The success of Abenomics, then, in large part comes down to the extent to which Abe and Kuroda can convince Japanese consumers that they’re committed to inflation for inflation’s sake – and the BoJ’s printing of money to buy government assets through QE is a key part of this. Many analysts, including Alan Higgins of Coutts, argue that this will be supportive of Japanese equities in the future, as well as helping to keep down the value of the yen. The BoJ’s latest intervention took the annual pace of its asset purchases to ¥80 trillion (£431bn), and Capital Economics expects this to be increased even more to around ¥90 trillion next year, as price rises stay low.
INFLATION VS INFLATION
The relentless pursuit of inflation as an end in itself, however, could be more problematic than most assume, Beamish and her colleagues have argued. Before the introduction of a sales tax hike in April, she writes, the central bank’s stimulus programme seemed to be doing a pretty good job of pushing up inflation rates in Japan. But much of the heavy lifting has been done by rising import costs as the value of the yen fell – this isn’t necessarily the type of inflation that will lead to sustainable, demand-led price rises in the future.

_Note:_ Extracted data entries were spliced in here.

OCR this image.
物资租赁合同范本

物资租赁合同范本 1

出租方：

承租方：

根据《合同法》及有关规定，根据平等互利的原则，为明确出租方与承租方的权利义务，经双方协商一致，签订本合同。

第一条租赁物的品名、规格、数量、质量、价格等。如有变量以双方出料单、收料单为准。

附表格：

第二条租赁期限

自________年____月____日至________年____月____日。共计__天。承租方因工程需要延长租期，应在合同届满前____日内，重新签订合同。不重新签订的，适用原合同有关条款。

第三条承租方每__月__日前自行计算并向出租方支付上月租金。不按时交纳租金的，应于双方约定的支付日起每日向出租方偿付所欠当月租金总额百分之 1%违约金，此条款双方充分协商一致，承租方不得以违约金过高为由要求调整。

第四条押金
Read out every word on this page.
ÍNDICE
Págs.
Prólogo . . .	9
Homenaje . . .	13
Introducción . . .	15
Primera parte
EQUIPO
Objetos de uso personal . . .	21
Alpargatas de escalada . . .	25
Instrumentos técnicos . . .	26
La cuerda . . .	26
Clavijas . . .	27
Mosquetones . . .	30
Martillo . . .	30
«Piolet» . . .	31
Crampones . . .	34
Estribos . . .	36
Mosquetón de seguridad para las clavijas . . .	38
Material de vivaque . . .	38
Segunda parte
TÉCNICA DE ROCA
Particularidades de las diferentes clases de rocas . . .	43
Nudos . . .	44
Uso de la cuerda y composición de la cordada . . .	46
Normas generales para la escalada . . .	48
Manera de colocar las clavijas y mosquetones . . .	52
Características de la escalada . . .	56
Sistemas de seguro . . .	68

In the jargon, it’s “cost-push” inflation, rather than “demand-pull” inflation. And while it’s no doubt a boon for some sectors, Beamish says that it’s “been harmful to the economy overall.” Pushing up prices by depreciating the yen may cause households to bring forward some of their spending, but it reduces the real value of their incomes even further – and “the Japanese worker is significantly worse off than before the BoJ embarked on its new monetary policy,” Beamish’s note argues. Hardly a recipe for the kind of confidence Abe requires to pull off his inflation trick.
What of demand-led inflation? The initial consumption tax increase in April choked it off in its infancy, Lombard Street’s analysts have said, and it could therefore be seen as a positive that the next hike has been delayed.
But at the same time, as yesterday’s Moody’s downgrade highlighted, the government is under huge pressure to do something about its fiscal position. Net government debt is equal to around 134 per cent of GDP, and around 15.6 per cent of tax revenue goes to servicing the interest on this debt every year. Abe is caught between the need for significant fiscal consolidation and the necessity of getting prices rising again. Beamish’s note argues for a two-pronged approach, removing supply-side blockages in labour and capital markets and adjusting fiscal policy to suit an ageing population. Instead, despite the new mandate Abe should receive in this month’s election, we’re likely to see continued fiscal deficits sustained by QE, rather than a serious stab at structural reform.
QE ENDLESS
As economist Noah Smith of Stony Brook University argued in a recent piece for Bloomberg, the monetisation of public debt through further BoJ government bond purchases seems to be the most likely option. In doing this, the central bank is effectively able to keep yields low and stimulate inflation at the same time, using the yen to buy government debt. It sounds alluring, but where would QE in perpetuity leave Japan?
It could get very ugly, argues Beamish. The BoJ stimulus machine can sustain itself by effectively printing yen to buy government debt. But if it succeeds in creating 2 per cent inflation, the government will then be faced with a rise in borrowing costs as the BoJ starts to taper its asset purchases. Worse, the central bank is effectively “debasing the yen” in this scenario, says Beamish.
The danger is that Japan becomes locked into a cycle of ever more QE, until investors one day decide that they “don’t want to hold a currency issued by a central bank that is obliged to keep printing more of it until there is nothing left to buy.”